Cancer Data Science Pulse
For the Love of. . . Data! The Conversation Continues with NCI Staff
In celebration of NCI’s 50th anniversary and recognizing the Power of Data, NCI and CBIIT staff are blogging about what data means to them and to the field of cancer research. In this post, we feature Eytan Ruppin, M.D., Ph.D., chief, Cancer
What made you fall in love with data?
Eytan: This was simple. I recognized that analyzing data is one way to really advance our understanding of biomedicine, and it offers a huge return on the investment. In my research in the Center for Cancer Research, we’re using multi-omics data approaches to find new and better ways of predicting and testing novel drug targets and biomarkers to treat cancer more effectively.

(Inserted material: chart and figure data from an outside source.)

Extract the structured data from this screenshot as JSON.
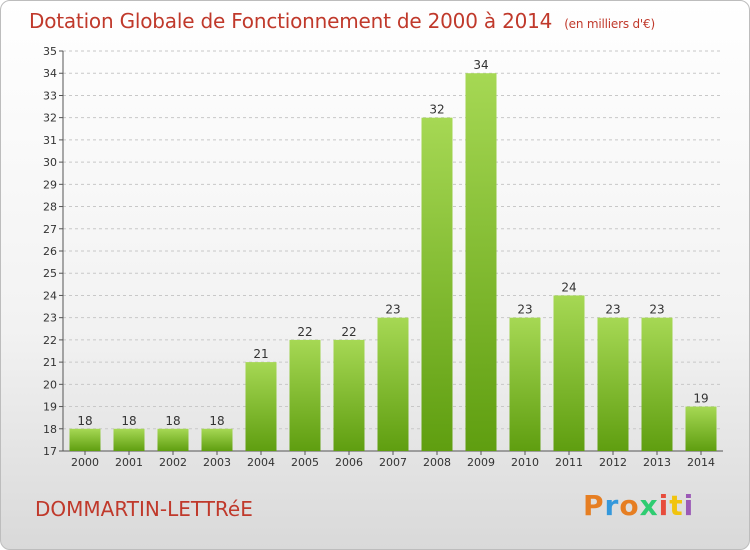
{
  "header": {
    "title": "Dotation Globale de Fonctionnement de 2000 à 2014",
    "unit": "(en milliers d'€)"
  },
  "footer": {
    "commune": "DOMMARTIN-LETTRéE",
    "logo_text": "Proxiti",
    "logo_colors": [
      "#e67e22",
      "#3498db",
      "#e67e22",
      "#2ecc71",
      "#e74c3c",
      "#f1c40f",
      "#9b59b6"
    ]
  },
  "colors": {
    "bar_top": "#a6d854",
    "bar_bottom": "#5f9e10",
    "title": "#c0392b",
    "grid": "#c8c8c8"
  },
  "chart_data": {
    "type": "bar",
    "title": "Dotation Globale de Fonctionnement de 2000 à 2014",
    "subtitle": "(en milliers d'€)",
    "xlabel": "",
    "ylabel": "",
    "categories": [
      "2000",
      "2001",
      "2002",
      "2003",
      "2004",
      "2005",
      "2006",
      "2007",
      "2008",
      "2009",
      "2010",
      "2011",
      "2012",
      "2013",
      "2014"
    ],
    "values": [
      18,
      18,
      18,
      18,
      21,
      22,
      22,
      23,
      32,
      34,
      23,
      24,
      23,
      23,
      19
    ],
    "ylim": [
      17,
      35
    ],
    "yticks": [
      17,
      18,
      19,
      20,
      21,
      22,
      23,
      24,
      25,
      26,
      27,
      28,
      29,
      30,
      31,
      32,
      33,
      34,
      35
    ],
    "grid": true,
    "data_labels": true
  }
}
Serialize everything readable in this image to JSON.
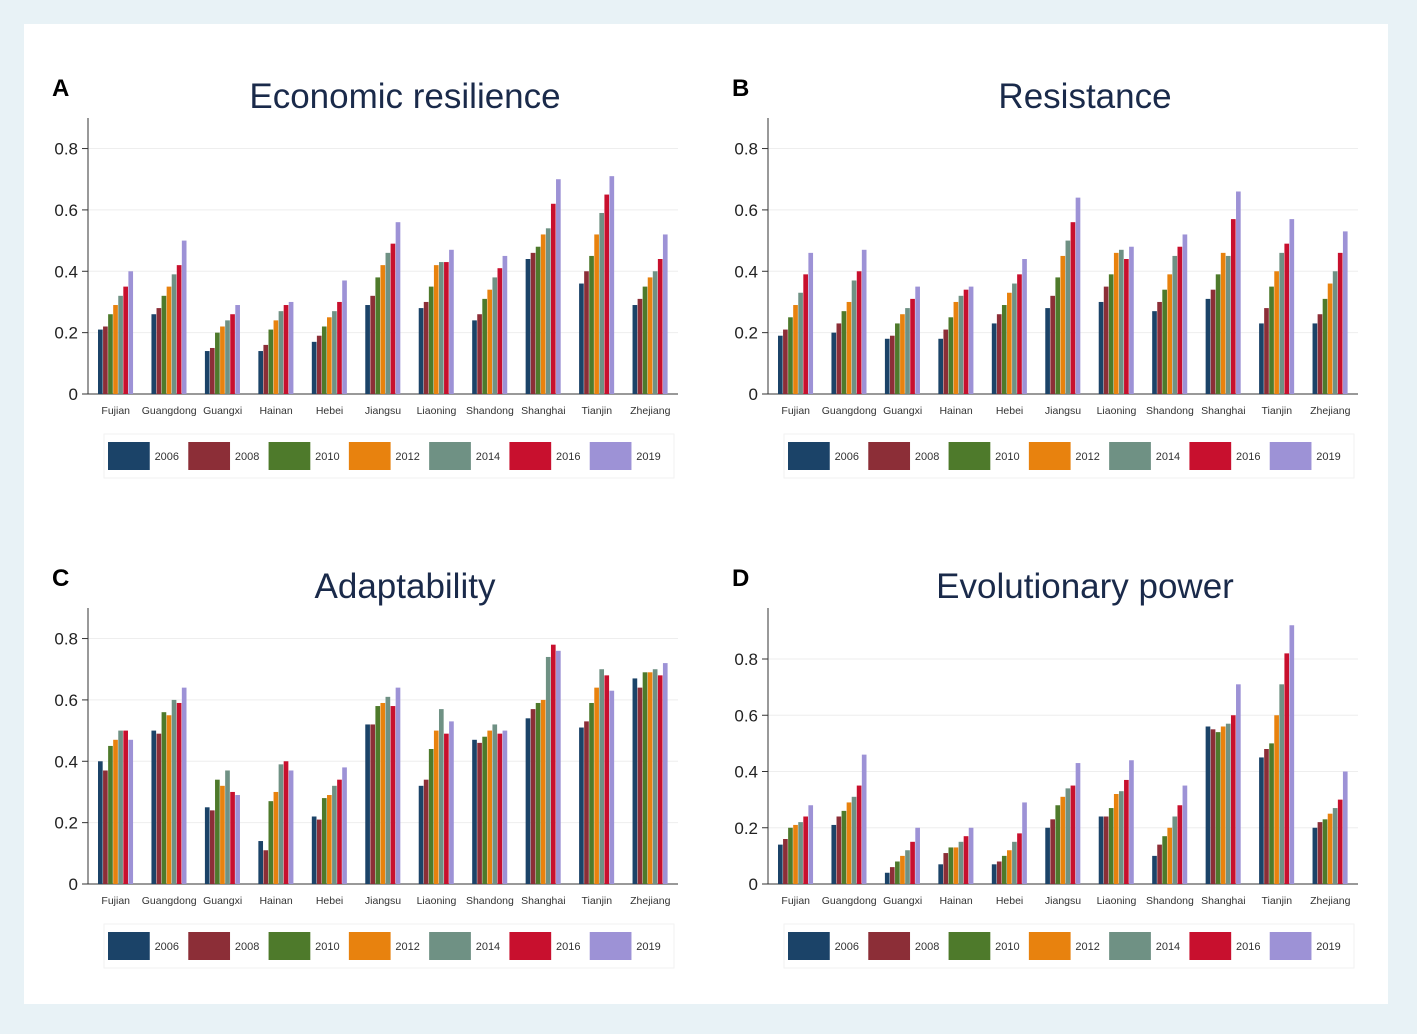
{
  "chart_data": [
    {
      "type": "bar",
      "panel_label": "A",
      "title": "Economic resilience",
      "xlabel": "",
      "ylabel": "",
      "ylim": [
        0,
        0.88
      ],
      "yticks": [
        0,
        0.2,
        0.4,
        0.6,
        0.8
      ],
      "ytick_labels": [
        "0",
        "0.2",
        "0.4",
        "0.6",
        "0.8"
      ],
      "grid": true,
      "legend_position": "bottom",
      "categories": [
        "Fujian",
        "Guangdong",
        "Guangxi",
        "Hainan",
        "Hebei",
        "Jiangsu",
        "Liaoning",
        "Shandong",
        "Shanghai",
        "Tianjin",
        "Zhejiang"
      ],
      "series": [
        {
          "name": "2006",
          "values": [
            0.21,
            0.26,
            0.14,
            0.14,
            0.17,
            0.29,
            0.28,
            0.24,
            0.44,
            0.36,
            0.29
          ]
        },
        {
          "name": "2008",
          "values": [
            0.22,
            0.28,
            0.15,
            0.16,
            0.19,
            0.32,
            0.3,
            0.26,
            0.46,
            0.4,
            0.31
          ]
        },
        {
          "name": "2010",
          "values": [
            0.26,
            0.32,
            0.2,
            0.21,
            0.22,
            0.38,
            0.35,
            0.31,
            0.48,
            0.45,
            0.35
          ]
        },
        {
          "name": "2012",
          "values": [
            0.29,
            0.35,
            0.22,
            0.24,
            0.25,
            0.42,
            0.42,
            0.34,
            0.52,
            0.52,
            0.38
          ]
        },
        {
          "name": "2014",
          "values": [
            0.32,
            0.39,
            0.24,
            0.27,
            0.27,
            0.46,
            0.43,
            0.38,
            0.54,
            0.59,
            0.4
          ]
        },
        {
          "name": "2016",
          "values": [
            0.35,
            0.42,
            0.26,
            0.29,
            0.3,
            0.49,
            0.43,
            0.41,
            0.62,
            0.65,
            0.44
          ]
        },
        {
          "name": "2019",
          "values": [
            0.4,
            0.5,
            0.29,
            0.3,
            0.37,
            0.56,
            0.47,
            0.45,
            0.7,
            0.71,
            0.52
          ]
        }
      ]
    },
    {
      "type": "bar",
      "panel_label": "B",
      "title": "Resistance",
      "xlabel": "",
      "ylabel": "",
      "ylim": [
        0,
        0.88
      ],
      "yticks": [
        0,
        0.2,
        0.4,
        0.6,
        0.8
      ],
      "ytick_labels": [
        "0",
        "0.2",
        "0.4",
        "0.6",
        "0.8"
      ],
      "grid": true,
      "legend_position": "bottom",
      "categories": [
        "Fujian",
        "Guangdong",
        "Guangxi",
        "Hainan",
        "Hebei",
        "Jiangsu",
        "Liaoning",
        "Shandong",
        "Shanghai",
        "Tianjin",
        "Zhejiang"
      ],
      "series": [
        {
          "name": "2006",
          "values": [
            0.19,
            0.2,
            0.18,
            0.18,
            0.23,
            0.28,
            0.3,
            0.27,
            0.31,
            0.23,
            0.23
          ]
        },
        {
          "name": "2008",
          "values": [
            0.21,
            0.23,
            0.19,
            0.21,
            0.26,
            0.32,
            0.35,
            0.3,
            0.34,
            0.28,
            0.26
          ]
        },
        {
          "name": "2010",
          "values": [
            0.25,
            0.27,
            0.23,
            0.25,
            0.29,
            0.38,
            0.39,
            0.34,
            0.39,
            0.35,
            0.31
          ]
        },
        {
          "name": "2012",
          "values": [
            0.29,
            0.3,
            0.26,
            0.3,
            0.33,
            0.45,
            0.46,
            0.39,
            0.46,
            0.4,
            0.36
          ]
        },
        {
          "name": "2014",
          "values": [
            0.33,
            0.37,
            0.28,
            0.32,
            0.36,
            0.5,
            0.47,
            0.45,
            0.45,
            0.46,
            0.4
          ]
        },
        {
          "name": "2016",
          "values": [
            0.39,
            0.4,
            0.31,
            0.34,
            0.39,
            0.56,
            0.44,
            0.48,
            0.57,
            0.49,
            0.46
          ]
        },
        {
          "name": "2019",
          "values": [
            0.46,
            0.47,
            0.35,
            0.35,
            0.44,
            0.64,
            0.48,
            0.52,
            0.66,
            0.57,
            0.53
          ]
        }
      ]
    },
    {
      "type": "bar",
      "panel_label": "C",
      "title": "Adaptability",
      "xlabel": "",
      "ylabel": "",
      "ylim": [
        0,
        0.88
      ],
      "yticks": [
        0,
        0.2,
        0.4,
        0.6,
        0.8
      ],
      "ytick_labels": [
        "0",
        "0.2",
        "0.4",
        "0.6",
        "0.8"
      ],
      "grid": true,
      "legend_position": "bottom",
      "categories": [
        "Fujian",
        "Guangdong",
        "Guangxi",
        "Hainan",
        "Hebei",
        "Jiangsu",
        "Liaoning",
        "Shandong",
        "Shanghai",
        "Tianjin",
        "Zhejiang"
      ],
      "series": [
        {
          "name": "2006",
          "values": [
            0.4,
            0.5,
            0.25,
            0.14,
            0.22,
            0.52,
            0.32,
            0.47,
            0.54,
            0.51,
            0.67
          ]
        },
        {
          "name": "2008",
          "values": [
            0.37,
            0.49,
            0.24,
            0.11,
            0.21,
            0.52,
            0.34,
            0.46,
            0.57,
            0.53,
            0.64
          ]
        },
        {
          "name": "2010",
          "values": [
            0.45,
            0.56,
            0.34,
            0.27,
            0.28,
            0.58,
            0.44,
            0.48,
            0.59,
            0.59,
            0.69
          ]
        },
        {
          "name": "2012",
          "values": [
            0.47,
            0.55,
            0.32,
            0.3,
            0.29,
            0.59,
            0.5,
            0.5,
            0.6,
            0.64,
            0.69
          ]
        },
        {
          "name": "2014",
          "values": [
            0.5,
            0.6,
            0.37,
            0.39,
            0.32,
            0.61,
            0.57,
            0.52,
            0.74,
            0.7,
            0.7
          ]
        },
        {
          "name": "2016",
          "values": [
            0.5,
            0.59,
            0.3,
            0.4,
            0.34,
            0.58,
            0.49,
            0.49,
            0.78,
            0.68,
            0.68
          ]
        },
        {
          "name": "2019",
          "values": [
            0.47,
            0.64,
            0.29,
            0.37,
            0.38,
            0.64,
            0.53,
            0.5,
            0.76,
            0.63,
            0.72
          ]
        }
      ]
    },
    {
      "type": "bar",
      "panel_label": "D",
      "title": "Evolutionary power",
      "xlabel": "",
      "ylabel": "",
      "ylim": [
        0,
        0.96
      ],
      "yticks": [
        0,
        0.2,
        0.4,
        0.6,
        0.8
      ],
      "ytick_labels": [
        "0",
        "0.2",
        "0.4",
        "0.6",
        "0.8"
      ],
      "grid": true,
      "legend_position": "bottom",
      "categories": [
        "Fujian",
        "Guangdong",
        "Guangxi",
        "Hainan",
        "Hebei",
        "Jiangsu",
        "Liaoning",
        "Shandong",
        "Shanghai",
        "Tianjin",
        "Zhejiang"
      ],
      "series": [
        {
          "name": "2006",
          "values": [
            0.14,
            0.21,
            0.04,
            0.07,
            0.07,
            0.2,
            0.24,
            0.1,
            0.56,
            0.45,
            0.2
          ]
        },
        {
          "name": "2008",
          "values": [
            0.16,
            0.24,
            0.06,
            0.11,
            0.08,
            0.23,
            0.24,
            0.14,
            0.55,
            0.48,
            0.22
          ]
        },
        {
          "name": "2010",
          "values": [
            0.2,
            0.26,
            0.08,
            0.13,
            0.1,
            0.28,
            0.27,
            0.17,
            0.54,
            0.5,
            0.23
          ]
        },
        {
          "name": "2012",
          "values": [
            0.21,
            0.29,
            0.1,
            0.13,
            0.12,
            0.31,
            0.32,
            0.2,
            0.56,
            0.6,
            0.25
          ]
        },
        {
          "name": "2014",
          "values": [
            0.22,
            0.31,
            0.12,
            0.15,
            0.15,
            0.34,
            0.33,
            0.24,
            0.57,
            0.71,
            0.27
          ]
        },
        {
          "name": "2016",
          "values": [
            0.24,
            0.35,
            0.15,
            0.17,
            0.18,
            0.35,
            0.37,
            0.28,
            0.6,
            0.82,
            0.3
          ]
        },
        {
          "name": "2019",
          "values": [
            0.28,
            0.46,
            0.2,
            0.2,
            0.29,
            0.43,
            0.44,
            0.35,
            0.71,
            0.92,
            0.4
          ]
        }
      ]
    }
  ],
  "colors": {
    "2006": "#1b4368",
    "2008": "#8c2e37",
    "2010": "#4e7a2b",
    "2012": "#e8820e",
    "2014": "#6f9184",
    "2016": "#c8102e",
    "2019": "#9d92d6"
  }
}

Subhashini: I would say the opportunity to work as a Program Officer on large-scale translational research program like NCI’s Cancer Target Discovery and Development (CTD2) Network helped me realize the importance of data, and especially data sharing. The Network developed its own data sharing policy before the NIH Genomic Data Sharing policy came out in 2015. The CTD2 set up an area to share the data prior to publishing the results within the Network to accelerate the discovery process. As a bench scientist, I used to think that publishing manuscripts was the only method for data sharing. I didn’t realize the importance of broad data sharing and, most importantly, sharing the results from failed experiments. Sharing these results along with the experimental approaches is important for moving the science forward. It helps other scientists avoid repeating time-consuming experiments and keeps them from making the same mistakes, ultimately saving time, effort, and valuable resources.
Emily: I agree. Becoming a program officer for NCI’s Clinical Proteomic Tumor Analysis Consortium (CPTAC) helped me fully appreciate the power of data. Collaborating with precisionFDA on a data challenge using CPTAC’s multi-omics cancer data sets also showed me the importance of data and data integration. Before coming back to NCI’s CBIIT, I worked for the health informatics office at the U.S. Food and Drug Administration, where I managed data-related projects mostly focused on ensuring next-gen sequencing and clinical data in the context of informing regulatory decisions. Now back at NCI, I have an opportunity to see the full picture of how integrating multimolecular data with clinical annotations is advancing what we know about the pathophysiology of cancer.
Personally, the impact of data really hit home several years ago when my mom was diagnosed with early stage breast cancer at age 75. Since our family had no cancer history, it was the first time I witnessed standard-of-care cancer diagnosis and treatment in real time with data. Data are information. Information is power. With precision oncology approaches in practice, personalized treatment is bound to improve patient survival and quality of life.
What do you think has been the single greatest accomplishment in data science over the past 50 years of cancer research?
Eytan: Without a doubt, I think it was the assembly of the human genome. That’s the event that truly launched the power of data.
Emily: I’d add to that a few more recent advances such as integrating multi-modality data, developing machine learning and artificial intelligence methodologies for cancer research (e.g., imaging data analysis), developing and adopting the FAIR principles—a federated data ecosystem for interoperability and cancer data harmonization, as well as high-performance computing in the cloud.
Subhashini: I’d also add The Cancer Genome Atlas (TCGA) program as one of the greatest accomplishments in the history of cancer research data science. That landmark program generated more than 2.5 petabytes of genomic, epigenomic, transcriptomic, and proteomic data. Those data are publicly available for anyone in the research community to use.
As NCI embarks on the next 50 years, can you offer any practical tips or advice that should be considered?
Eytan: Everyone talks about “Big Data,” but in reality, the availability of big data with clinical relevance in cancer research is still much too small. To advance on that, we first need to take steps to ensure that all data generated with public grant money are made available to all. Second, we need to invest more in collecting detailed molecular and clinical data from patients, both before and during treatment, in clinical settings and in clinical trials. In my opinion, these two steps have the potential to revolutionize cancer treatment and care.
Emily: I think we need to engage more people, right from the start. We need a variety of stakeholders to brainstorm and come up with innovative ideas on new programs and infrastructure/framework in a coordinated way so that research outputs aren’t developed in solo and will benefit the broader research community.
Subhashini: I’d like to see us focus on education and outreach, especially around data sharing. We need to alert the field on new policies and help everyone involved in research understand the benefits of data sharing; for example, we should encourage the use of digital object identifiers, adopt data citation methods, and give guidance on obtaining patient consent for data usage.